Die Welt scheint aus den Fugen. In fast allen entwickelten kapitalistischen Ländern – den USA ebenso wie jenen der EU – zeigen sich ausgeprägte Erosionserscheinungen der traditionellen politischen Systeme. Soziale Desintegrationsprozesse spitzen sich zu, vormals stabile Parteien und Parteiensysteme lösen sich auf, autoritär-nationale Demagogie hat Zulauf. Der Kontrollverlust der politischen und ökonomischen „Eliten“ ist mit Händen zu greifen. „Neue Unsicherheit“ greift um sich. Die Krise der politischen Parteien und der Politik stehen im Mittelpunkt dieser Ausgabe.

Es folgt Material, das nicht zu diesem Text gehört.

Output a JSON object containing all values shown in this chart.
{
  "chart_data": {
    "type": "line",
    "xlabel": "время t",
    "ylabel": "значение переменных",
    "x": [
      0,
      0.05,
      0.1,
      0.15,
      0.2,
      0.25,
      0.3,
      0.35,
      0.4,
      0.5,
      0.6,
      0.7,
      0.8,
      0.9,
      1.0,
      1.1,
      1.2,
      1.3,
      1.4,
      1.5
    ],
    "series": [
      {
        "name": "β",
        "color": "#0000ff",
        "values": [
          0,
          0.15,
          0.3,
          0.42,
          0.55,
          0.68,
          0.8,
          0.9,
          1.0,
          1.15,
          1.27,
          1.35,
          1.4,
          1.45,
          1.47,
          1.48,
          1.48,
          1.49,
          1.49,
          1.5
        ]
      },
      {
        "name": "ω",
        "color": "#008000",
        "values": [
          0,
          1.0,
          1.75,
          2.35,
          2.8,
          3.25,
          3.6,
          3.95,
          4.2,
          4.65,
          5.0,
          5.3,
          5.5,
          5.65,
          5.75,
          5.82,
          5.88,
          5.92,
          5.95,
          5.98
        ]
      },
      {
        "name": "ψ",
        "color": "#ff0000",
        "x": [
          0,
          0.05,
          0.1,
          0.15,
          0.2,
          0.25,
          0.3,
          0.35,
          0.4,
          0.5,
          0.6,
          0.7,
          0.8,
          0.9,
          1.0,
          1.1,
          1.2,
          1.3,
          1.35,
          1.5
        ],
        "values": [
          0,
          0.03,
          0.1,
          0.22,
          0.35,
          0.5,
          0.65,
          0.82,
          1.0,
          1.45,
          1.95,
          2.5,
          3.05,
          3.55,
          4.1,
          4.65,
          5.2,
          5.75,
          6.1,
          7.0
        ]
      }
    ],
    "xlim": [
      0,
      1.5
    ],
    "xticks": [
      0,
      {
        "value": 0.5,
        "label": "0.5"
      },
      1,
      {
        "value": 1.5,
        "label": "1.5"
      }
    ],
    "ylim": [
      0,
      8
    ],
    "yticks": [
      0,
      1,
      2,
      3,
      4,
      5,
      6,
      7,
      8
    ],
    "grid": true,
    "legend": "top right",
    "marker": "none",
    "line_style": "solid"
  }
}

Frank Deppe sieht mit Marx und Gramsci die Ursachen für den zu konstatierenden Hegemonie- und Kontrollverlust, für die „Krise der Repräsentation“ in der Verdichtung von Krisenerscheinungen und Krisenangst auf ganz unterschiedlichen Gebieten. Spielräume zum Krisenmanagement gäbe es bei einer erneuten Finanzkrise nicht mehr. Viele Probleme – darunter die ökologische Krise, zunehmend aggressiv ausgetragene Konkurrenz im globalisierten Kapitalismus, die mit Migration verbundene Ungleichheit zwischen den Weltregionen und der Zerfall der alten Weltordnung – könnten nur im multilateralen Rahmen behandelt werden. Die ökonomisch herrschende Klasse verfügt aber offensichtlich über kein glaubwürdiges Projekt, um diese Herausforderungen adäquat zu behandeln.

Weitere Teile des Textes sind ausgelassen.